In the University’s first semester offering a guaranteed tuition plan, the number of students who signed up for the four-year fixed rate fell below University projections.

The UT System Board of Regents approved the University’s first guaranteed tuition plan in May in accordance with House Bill 29, which was passed by the Texas Legislature in 2013. The bill mandated that all Texas institutions of higher education offer a four-year fixed tuition plan to incoming freshmen and transfer students. The plan locks its students into the same tuition rate for each semester they attend the University. At the meeting, the University proposal projected between 2,000 to 3,000 students would sign up for the plan.

According to University records, 1,094 students have opted into the plan — called “Longhorn Fixed Tuition” — since its implementation this fall. Including UT-Austin students, 1,640 students have registered for the guaranteed tuition plan across System schools, according to the System. This total does not include UT–Rio Grande Valley and UT-Dallas.

UT freshmen and transfer students who enrolled in the plan for this fall are currently paying a fixed tuition rate of 8 percent over the fall 2013 traditional cost. In fall 2015, the guaranteed plan will be set at 4 percent more than the fall 2014 guaranteed plan cost. The University also offers a $3,500 rebate to
guaranteed plan students who graduate in four years.

Mary Knight, the University’s associate vice president for financial affairs, said new students were informed of the plan through emails and at orientation sessions during the summer. She said the enrollment numbers might be low because many students may have decided to risk the fluctuations in tuition costs rather than pay more money up front. 

“The rate for the fixed tuition is actually higher than the traditional [rate], and that is just to account for the fact that costs will go up over the four-year period,” Knight said. “Each student needs to decide what their financial situation is, and I can’t predict what that decision is or why they made that decision.”
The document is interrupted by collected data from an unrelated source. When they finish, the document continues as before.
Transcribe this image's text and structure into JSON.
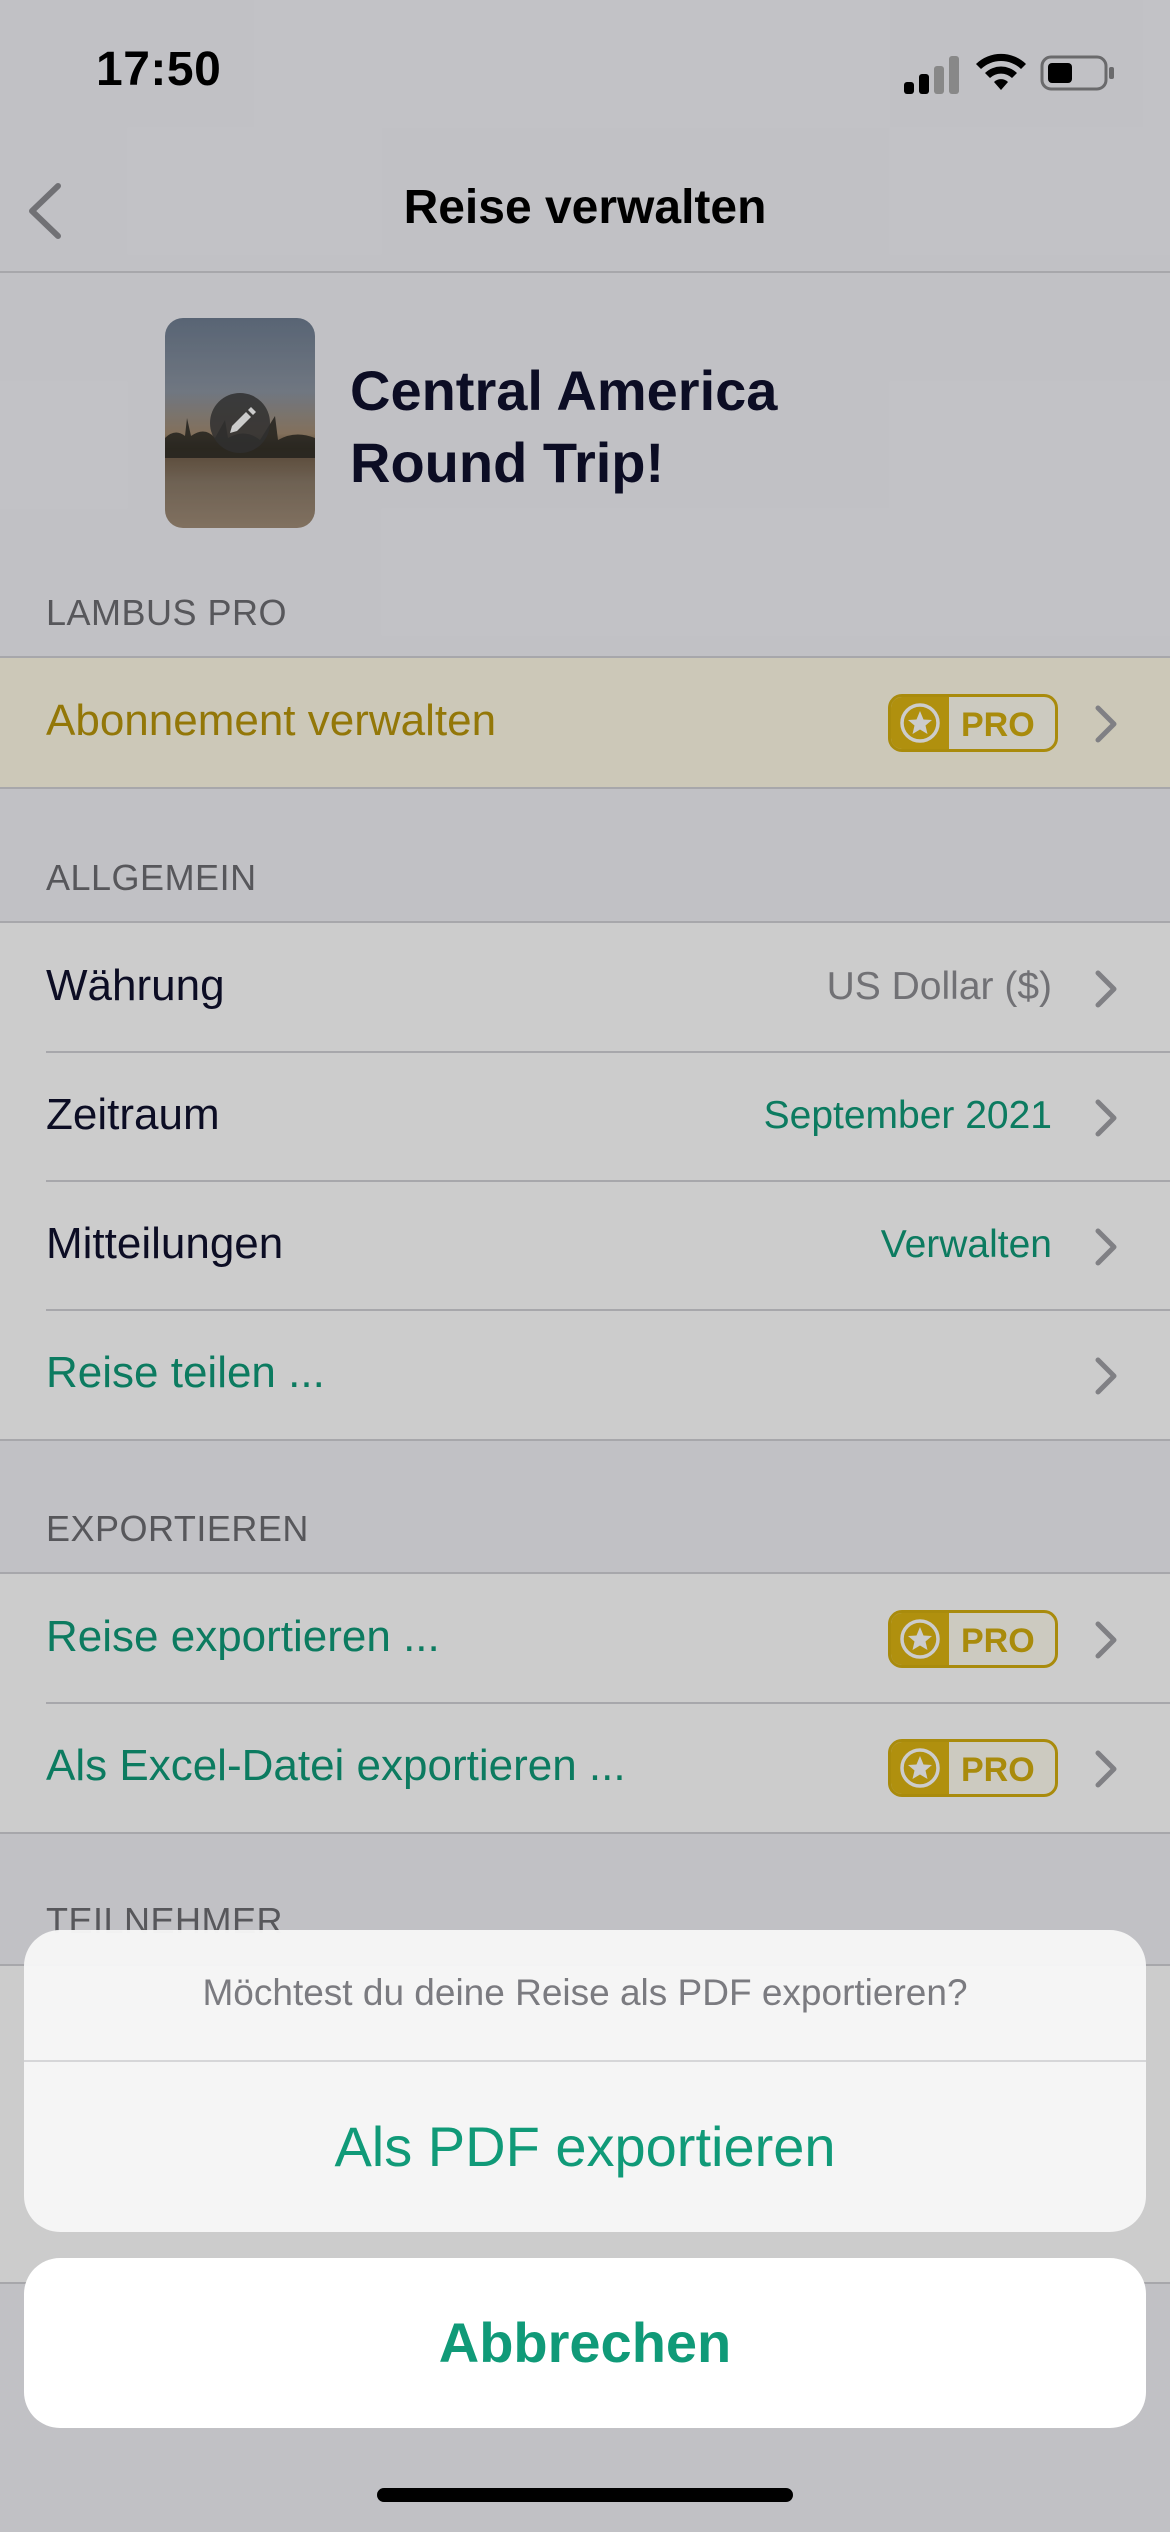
{
  "status_bar": {
    "time": "17:50"
  },
  "nav": {
    "title": "Reise verwalten"
  },
  "trip": {
    "title_line1": "Central America",
    "title_line2": "Round Trip!"
  },
  "sections": {
    "pro": {
      "header": "LAMBUS PRO",
      "rows": [
        {
          "label": "Abonnement verwalten",
          "badge": "PRO"
        }
      ]
    },
    "general": {
      "header": "ALLGEMEIN",
      "rows": [
        {
          "label": "Währung",
          "value": "US Dollar ($)"
        },
        {
          "label": "Zeitraum",
          "value": "September 2021"
        },
        {
          "label": "Mitteilungen",
          "value": "Verwalten"
        },
        {
          "label": "Reise teilen ..."
        }
      ]
    },
    "export": {
      "header": "EXPORTIEREN",
      "rows": [
        {
          "label": "Reise exportieren ...",
          "badge": "PRO"
        },
        {
          "label": "Als Excel-Datei exportieren ...",
          "badge": "PRO"
        }
      ]
    },
    "participants": {
      "header": "TEILNEHMER"
    }
  },
  "action_sheet": {
    "message": "Möchtest du deine Reise als PDF exportieren?",
    "action": "Als PDF exportieren",
    "cancel": "Abbrechen"
  },
  "colors": {
    "accent": "#109a78",
    "pro_gold": "#d4ae10",
    "title_navy": "#10112e"
  }
}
The Board of Regents approved the guaranteed tuition plan, which was implemented at all System universities, at the same meeting when it decided not to increase undergraduate in-state tuition rates for the 2014-2015 academic year. Because tuition rates are not going up, students who opted into the plan are paying more money for tuition this academic year. If the regents decided to increase tuition in future years, students under the guaranteed plan would keep their current rate.

Since 2009, UT-Dallas has automatically enrolled new students into a guaranteed tuition plan upon their entrance into its university.

Matt Sanchez, director of new student enrollment at UT-Dallas, said even though traditional plan tuition did not go up this year, families and students enrolled in the plan have peace of mind that their tuition and fees will not be increasing for the next four years.

“If anything, what’s nice is today’s freshmen are getting the benefit of the tuition freeze because they’re paying what the fall 2013 [freshmen] are paying, and they’re going to get that same rate for four years,” Sanchez said.